2,3-cyclic nucleotide 3-phosphodiesterase – is necessary for the hydrolysis of toxic cAMP into non-toxic AMP, which is then converted into neuroprotective adenosine. Immunoreactivity is determined in the bodies and processes of oligodendrocytes, myelin sheaths.

Myelin-associated glycoprotein – is an integral protein of the plasma membrane of oligodendrocytes, is involved in the processes of myelination and intercellular signaling. Present in the periaxonal membrane.

Myelin glycoprotein of oligodendrocytes is a myelin stabilizer. Antibodies to it allow labeling of oligodendrocytes and myelin sheaths [6, 7, 8].
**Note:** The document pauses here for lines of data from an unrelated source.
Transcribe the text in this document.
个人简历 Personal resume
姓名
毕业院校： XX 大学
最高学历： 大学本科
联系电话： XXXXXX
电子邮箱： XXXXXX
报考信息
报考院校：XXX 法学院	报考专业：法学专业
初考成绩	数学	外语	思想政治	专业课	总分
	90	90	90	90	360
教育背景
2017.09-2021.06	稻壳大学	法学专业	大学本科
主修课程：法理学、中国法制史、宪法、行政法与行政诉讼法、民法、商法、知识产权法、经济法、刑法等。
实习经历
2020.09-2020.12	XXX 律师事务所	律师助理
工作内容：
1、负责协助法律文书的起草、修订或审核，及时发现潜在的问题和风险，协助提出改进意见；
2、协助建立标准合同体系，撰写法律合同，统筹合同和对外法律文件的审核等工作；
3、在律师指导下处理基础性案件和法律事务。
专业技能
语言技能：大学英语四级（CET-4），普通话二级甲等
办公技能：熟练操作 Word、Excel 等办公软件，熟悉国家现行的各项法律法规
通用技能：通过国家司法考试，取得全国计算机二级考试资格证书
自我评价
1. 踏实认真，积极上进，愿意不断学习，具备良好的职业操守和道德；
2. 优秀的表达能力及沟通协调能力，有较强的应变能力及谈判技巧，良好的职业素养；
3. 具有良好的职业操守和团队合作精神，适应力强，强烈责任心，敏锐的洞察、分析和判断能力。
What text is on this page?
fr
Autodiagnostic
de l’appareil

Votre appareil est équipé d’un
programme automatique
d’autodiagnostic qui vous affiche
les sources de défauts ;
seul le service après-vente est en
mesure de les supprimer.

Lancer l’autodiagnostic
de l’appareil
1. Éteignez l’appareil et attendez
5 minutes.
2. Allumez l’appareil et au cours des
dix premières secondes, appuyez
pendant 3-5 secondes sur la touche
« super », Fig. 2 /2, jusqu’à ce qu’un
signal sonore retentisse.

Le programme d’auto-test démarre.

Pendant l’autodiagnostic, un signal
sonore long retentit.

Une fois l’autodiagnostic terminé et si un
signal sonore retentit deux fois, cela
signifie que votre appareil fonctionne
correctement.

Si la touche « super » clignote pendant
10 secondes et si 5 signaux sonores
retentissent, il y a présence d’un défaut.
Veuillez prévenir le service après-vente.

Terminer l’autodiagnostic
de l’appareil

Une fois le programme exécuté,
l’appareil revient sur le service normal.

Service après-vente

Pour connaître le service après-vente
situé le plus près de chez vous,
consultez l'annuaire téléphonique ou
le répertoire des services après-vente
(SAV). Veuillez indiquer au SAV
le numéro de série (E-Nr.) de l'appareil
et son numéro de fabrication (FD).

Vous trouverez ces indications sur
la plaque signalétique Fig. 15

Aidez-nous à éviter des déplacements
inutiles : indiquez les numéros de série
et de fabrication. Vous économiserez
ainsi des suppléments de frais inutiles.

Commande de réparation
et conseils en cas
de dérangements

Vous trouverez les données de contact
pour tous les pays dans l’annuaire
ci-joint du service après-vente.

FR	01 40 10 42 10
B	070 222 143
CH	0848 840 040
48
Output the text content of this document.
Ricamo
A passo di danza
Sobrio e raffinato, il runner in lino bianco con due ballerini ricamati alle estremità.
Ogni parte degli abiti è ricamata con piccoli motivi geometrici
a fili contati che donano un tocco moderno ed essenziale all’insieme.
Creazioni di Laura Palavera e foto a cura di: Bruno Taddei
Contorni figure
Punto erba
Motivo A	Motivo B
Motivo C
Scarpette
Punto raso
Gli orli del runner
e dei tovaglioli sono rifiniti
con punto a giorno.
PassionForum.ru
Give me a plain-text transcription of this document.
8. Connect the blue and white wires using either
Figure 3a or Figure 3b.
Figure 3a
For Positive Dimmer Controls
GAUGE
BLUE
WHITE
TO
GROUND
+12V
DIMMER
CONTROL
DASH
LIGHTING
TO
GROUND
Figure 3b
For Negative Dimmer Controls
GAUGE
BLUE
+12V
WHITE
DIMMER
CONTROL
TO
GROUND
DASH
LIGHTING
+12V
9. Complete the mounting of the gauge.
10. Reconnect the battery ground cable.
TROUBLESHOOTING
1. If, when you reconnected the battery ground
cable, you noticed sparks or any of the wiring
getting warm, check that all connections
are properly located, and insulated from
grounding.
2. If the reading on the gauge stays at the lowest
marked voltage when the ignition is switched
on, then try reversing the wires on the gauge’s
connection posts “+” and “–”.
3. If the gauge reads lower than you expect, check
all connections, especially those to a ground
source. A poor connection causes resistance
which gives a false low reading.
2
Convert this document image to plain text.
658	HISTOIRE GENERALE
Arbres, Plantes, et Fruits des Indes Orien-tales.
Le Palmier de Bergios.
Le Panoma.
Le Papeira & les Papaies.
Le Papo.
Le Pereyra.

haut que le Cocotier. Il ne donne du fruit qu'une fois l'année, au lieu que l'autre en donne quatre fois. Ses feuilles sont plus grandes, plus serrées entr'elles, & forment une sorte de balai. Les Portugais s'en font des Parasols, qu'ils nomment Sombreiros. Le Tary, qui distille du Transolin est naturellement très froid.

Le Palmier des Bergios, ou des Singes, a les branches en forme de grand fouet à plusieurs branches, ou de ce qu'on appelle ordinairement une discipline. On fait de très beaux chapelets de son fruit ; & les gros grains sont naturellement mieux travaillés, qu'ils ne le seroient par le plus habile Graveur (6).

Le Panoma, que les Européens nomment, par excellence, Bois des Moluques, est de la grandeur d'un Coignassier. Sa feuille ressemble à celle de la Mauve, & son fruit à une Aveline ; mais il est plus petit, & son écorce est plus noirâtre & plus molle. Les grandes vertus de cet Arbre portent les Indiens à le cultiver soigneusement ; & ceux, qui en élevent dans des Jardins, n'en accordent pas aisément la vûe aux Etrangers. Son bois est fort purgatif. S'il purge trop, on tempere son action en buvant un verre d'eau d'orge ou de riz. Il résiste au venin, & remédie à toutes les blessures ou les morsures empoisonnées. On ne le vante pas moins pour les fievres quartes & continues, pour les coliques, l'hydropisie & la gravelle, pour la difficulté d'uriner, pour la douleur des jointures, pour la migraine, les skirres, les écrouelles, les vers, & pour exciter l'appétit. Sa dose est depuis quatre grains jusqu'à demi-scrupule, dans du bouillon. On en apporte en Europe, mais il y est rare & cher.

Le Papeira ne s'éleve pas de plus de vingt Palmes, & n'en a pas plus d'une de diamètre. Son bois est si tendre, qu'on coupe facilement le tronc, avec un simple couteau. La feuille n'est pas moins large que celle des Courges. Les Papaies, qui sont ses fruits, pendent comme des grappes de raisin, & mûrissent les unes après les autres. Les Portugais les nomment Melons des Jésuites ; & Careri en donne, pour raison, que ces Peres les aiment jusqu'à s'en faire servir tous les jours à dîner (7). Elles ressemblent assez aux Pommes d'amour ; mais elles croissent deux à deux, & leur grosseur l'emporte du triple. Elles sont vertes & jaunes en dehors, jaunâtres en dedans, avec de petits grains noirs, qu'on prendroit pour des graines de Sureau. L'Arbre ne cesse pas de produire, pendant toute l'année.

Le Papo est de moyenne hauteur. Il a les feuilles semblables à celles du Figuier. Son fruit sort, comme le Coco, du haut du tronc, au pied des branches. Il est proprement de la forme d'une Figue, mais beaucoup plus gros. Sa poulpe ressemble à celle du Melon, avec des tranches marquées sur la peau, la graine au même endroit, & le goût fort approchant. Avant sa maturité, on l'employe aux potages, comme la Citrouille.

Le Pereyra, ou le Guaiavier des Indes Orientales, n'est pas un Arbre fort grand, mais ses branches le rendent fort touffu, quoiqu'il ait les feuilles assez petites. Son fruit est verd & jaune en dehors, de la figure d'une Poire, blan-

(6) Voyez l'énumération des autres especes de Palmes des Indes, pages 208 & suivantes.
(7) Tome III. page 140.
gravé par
Immunohistochemical markers of microgliocytes

The lba-1 protein is a calcium-binding protein involved in the reorganization of the cytoskeleton and cytoplasmic membrane necessary for phagocytosis. It is determined in the cytoplasm and processes of microglia.

The CD68 protein is a transmembrane protein involved in microglia activation and modulation of immune responses.

The CDllb protein is the alpha subunit of the integrin type 3 complement receptor (CR3). It is used to label activated microglia.

Class II histocompatibility proteins are also used to mark microglia; their expression level significantly increases during pro-inflammatory cell activation and neurodegenerative processes. [15, 17]. 

Thus, the use of neuronal and glial markers makes it possible to evaluate the proliferation and differentiation of nerve cells, to study their morphological and functional features at the molecular level, which contributes to deepening knowledge about the pathogenesis of cerebral pathology and can serve as a fundamental for the prevention and correction of diseases of the nervous system.